In eyeshot of the Chicago skyline and once the world’s largest steel facility, Gary Works embodies the afterlife of our ambivalence toward building’s material consequences. In Gary, a century of industrial production whose output built everything from bridges to battleships has deeply shaped the site’s surroundings, inflecting profoundly on human and more-than-human life alike. Gary, like the Rust Belt more broadly, encounters an uncertain future amid automation and declining demand. Burdened by aging technology and a failed bid for acquisition, this project imagines a bankruptcy of US Steel in 2036. What would it mean for a community already caught in an irreversible state of demographic shrinkage to revisit its civic mandate in the absence of its once critical industrial centerpiece? Might the rift of corporate abandonment offer a chance to refashion the material, social and ecological relations of a site imbricated in decades of industrial damage, offering alternatives narratives to threadbare “revitalization”?
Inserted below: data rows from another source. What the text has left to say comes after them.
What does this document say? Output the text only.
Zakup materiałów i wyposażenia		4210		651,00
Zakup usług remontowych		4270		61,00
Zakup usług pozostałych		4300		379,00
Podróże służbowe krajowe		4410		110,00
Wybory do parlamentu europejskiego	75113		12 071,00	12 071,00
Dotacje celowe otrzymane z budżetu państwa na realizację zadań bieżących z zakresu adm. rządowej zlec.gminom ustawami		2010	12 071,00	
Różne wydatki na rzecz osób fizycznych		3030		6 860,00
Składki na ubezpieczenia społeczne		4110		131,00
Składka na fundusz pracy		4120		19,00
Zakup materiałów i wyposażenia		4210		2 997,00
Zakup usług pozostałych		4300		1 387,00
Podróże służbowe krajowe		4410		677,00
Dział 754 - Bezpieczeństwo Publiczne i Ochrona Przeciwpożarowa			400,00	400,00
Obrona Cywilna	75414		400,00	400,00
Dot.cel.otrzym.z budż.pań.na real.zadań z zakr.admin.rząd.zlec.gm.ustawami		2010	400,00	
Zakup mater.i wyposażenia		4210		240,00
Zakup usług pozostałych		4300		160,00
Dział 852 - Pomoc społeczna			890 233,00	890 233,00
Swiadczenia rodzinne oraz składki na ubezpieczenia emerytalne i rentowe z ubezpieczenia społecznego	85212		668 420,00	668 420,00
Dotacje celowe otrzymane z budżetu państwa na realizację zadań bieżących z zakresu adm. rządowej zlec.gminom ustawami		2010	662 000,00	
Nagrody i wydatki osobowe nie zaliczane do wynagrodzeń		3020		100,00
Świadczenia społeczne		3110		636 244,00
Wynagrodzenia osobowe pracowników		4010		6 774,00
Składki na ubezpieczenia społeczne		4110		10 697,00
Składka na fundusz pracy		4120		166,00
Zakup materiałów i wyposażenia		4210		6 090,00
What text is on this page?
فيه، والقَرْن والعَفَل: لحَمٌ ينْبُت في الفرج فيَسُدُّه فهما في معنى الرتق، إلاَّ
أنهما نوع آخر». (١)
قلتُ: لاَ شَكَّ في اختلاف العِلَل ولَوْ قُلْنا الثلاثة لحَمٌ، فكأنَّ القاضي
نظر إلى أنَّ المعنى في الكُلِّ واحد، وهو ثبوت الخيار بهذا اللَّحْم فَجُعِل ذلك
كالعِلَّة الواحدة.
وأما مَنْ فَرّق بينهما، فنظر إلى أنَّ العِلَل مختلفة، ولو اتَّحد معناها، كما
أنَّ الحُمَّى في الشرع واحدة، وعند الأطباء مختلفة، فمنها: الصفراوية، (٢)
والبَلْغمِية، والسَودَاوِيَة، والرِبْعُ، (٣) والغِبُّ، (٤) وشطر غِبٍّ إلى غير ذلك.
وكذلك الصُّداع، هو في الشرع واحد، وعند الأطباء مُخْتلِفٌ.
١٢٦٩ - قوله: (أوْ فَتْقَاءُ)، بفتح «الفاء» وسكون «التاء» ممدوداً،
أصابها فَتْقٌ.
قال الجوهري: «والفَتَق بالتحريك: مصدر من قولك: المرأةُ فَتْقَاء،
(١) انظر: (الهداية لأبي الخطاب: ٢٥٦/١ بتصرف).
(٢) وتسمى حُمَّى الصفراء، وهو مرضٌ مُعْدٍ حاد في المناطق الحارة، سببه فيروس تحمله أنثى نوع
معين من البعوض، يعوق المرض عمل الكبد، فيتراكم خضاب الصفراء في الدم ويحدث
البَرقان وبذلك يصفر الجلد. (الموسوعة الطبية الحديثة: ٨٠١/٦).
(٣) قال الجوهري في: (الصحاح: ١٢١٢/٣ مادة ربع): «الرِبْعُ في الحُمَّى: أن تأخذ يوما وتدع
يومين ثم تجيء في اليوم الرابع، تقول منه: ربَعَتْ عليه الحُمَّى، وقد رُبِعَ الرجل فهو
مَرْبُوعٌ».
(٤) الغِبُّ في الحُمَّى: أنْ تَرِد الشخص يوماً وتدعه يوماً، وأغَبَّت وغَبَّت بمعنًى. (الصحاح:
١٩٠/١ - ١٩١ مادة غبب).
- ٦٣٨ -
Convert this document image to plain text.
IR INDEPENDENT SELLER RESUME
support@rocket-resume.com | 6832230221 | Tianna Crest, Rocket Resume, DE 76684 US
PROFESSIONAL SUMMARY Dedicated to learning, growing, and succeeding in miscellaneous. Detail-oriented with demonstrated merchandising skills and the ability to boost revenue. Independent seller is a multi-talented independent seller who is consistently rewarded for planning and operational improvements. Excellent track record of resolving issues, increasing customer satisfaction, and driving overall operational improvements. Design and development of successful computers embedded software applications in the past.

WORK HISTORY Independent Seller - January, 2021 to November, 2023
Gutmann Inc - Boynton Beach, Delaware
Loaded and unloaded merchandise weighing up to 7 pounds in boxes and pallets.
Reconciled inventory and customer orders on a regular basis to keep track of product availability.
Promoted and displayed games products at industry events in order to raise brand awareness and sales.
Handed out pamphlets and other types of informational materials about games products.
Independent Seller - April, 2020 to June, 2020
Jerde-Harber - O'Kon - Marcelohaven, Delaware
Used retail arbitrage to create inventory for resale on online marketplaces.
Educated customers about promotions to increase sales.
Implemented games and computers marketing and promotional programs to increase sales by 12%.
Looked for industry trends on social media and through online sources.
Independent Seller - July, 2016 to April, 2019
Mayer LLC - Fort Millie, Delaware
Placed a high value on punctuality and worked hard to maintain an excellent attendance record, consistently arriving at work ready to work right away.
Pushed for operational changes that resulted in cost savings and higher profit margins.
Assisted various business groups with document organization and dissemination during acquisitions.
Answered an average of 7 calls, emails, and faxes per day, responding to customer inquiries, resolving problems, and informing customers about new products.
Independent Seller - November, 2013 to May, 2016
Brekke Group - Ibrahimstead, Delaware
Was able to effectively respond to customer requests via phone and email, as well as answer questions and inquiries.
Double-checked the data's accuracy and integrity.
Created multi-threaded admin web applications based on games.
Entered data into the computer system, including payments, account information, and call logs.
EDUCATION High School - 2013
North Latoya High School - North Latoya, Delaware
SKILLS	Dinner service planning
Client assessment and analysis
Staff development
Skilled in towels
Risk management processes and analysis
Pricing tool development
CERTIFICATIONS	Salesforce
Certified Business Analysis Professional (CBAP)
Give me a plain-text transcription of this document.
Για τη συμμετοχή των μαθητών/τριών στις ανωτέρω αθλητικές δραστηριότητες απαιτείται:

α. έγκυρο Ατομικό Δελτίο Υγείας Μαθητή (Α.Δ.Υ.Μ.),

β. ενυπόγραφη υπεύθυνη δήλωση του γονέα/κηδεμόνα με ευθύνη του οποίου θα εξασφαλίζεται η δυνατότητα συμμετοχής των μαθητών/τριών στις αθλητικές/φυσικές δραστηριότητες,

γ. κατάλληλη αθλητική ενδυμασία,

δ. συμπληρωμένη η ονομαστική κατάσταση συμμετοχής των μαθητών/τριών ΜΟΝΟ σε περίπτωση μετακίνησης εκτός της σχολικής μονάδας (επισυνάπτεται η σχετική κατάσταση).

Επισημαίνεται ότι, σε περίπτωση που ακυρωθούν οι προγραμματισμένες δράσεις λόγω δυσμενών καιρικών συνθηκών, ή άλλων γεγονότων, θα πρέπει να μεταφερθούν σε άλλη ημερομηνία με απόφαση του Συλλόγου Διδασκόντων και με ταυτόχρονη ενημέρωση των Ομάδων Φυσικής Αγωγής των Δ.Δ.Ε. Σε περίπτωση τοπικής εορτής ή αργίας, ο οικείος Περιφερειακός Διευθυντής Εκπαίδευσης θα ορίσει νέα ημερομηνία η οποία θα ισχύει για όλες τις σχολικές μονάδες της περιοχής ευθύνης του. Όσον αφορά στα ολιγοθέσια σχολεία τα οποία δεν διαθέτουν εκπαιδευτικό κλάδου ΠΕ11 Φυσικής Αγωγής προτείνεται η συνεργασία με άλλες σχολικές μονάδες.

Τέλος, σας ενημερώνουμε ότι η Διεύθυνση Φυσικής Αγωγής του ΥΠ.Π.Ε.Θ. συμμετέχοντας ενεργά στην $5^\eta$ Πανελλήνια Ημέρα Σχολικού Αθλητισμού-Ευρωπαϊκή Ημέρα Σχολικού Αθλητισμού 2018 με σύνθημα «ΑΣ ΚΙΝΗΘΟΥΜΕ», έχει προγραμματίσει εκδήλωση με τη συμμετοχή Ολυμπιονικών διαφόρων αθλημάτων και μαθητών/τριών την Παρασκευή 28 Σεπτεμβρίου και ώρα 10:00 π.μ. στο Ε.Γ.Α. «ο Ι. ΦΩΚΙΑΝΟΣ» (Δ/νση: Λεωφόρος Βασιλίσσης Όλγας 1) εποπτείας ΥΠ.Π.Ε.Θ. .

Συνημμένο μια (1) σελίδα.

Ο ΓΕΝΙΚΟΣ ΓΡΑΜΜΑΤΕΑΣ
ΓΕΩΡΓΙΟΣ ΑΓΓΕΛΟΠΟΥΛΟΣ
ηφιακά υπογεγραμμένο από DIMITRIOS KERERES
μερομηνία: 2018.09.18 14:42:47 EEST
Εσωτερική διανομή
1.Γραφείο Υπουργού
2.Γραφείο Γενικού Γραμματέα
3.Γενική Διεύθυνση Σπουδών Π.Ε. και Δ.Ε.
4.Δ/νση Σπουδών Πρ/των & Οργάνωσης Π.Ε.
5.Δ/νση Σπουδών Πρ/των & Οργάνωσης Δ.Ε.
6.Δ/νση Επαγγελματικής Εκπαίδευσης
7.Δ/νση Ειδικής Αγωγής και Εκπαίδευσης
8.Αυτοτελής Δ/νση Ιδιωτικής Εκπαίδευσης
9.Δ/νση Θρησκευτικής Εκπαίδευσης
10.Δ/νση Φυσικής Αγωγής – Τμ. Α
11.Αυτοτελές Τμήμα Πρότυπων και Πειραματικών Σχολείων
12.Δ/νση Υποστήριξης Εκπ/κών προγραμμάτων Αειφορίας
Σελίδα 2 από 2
This proposal plays out a speculative future for US Steel’s Gary Works plant, asking not just what might become of a steel facility and the community that relies on it in a post-industrial economy but how patterns of degrowth across the American Rust Belt might offer lessons for a more sustainable future. After all, steel plants are made of steel, and steel is infinitely recyclable. The thesis imagines a new facility for Gary tasked first with melting down the existing steel plant after a hypothetical 2036 bankruptcy of US Steel. At first a place for recycling and remediation, the project utilizes the inherent structural and programmatic flexibility of its factory spaces to transform thereafter into a civic space for the city. Smaller, slower and situated in tighter reciprocity with its environment than the steel facility it emerges from, the project asks what agencies architecture can find in its various entanglements with land, labor and ecology, contradicting and ultimately dismantling disciplinary autonomy itself. In so doing, it argues that the discipline must confront the consequences it refused to see.
In the end, the only way out is through.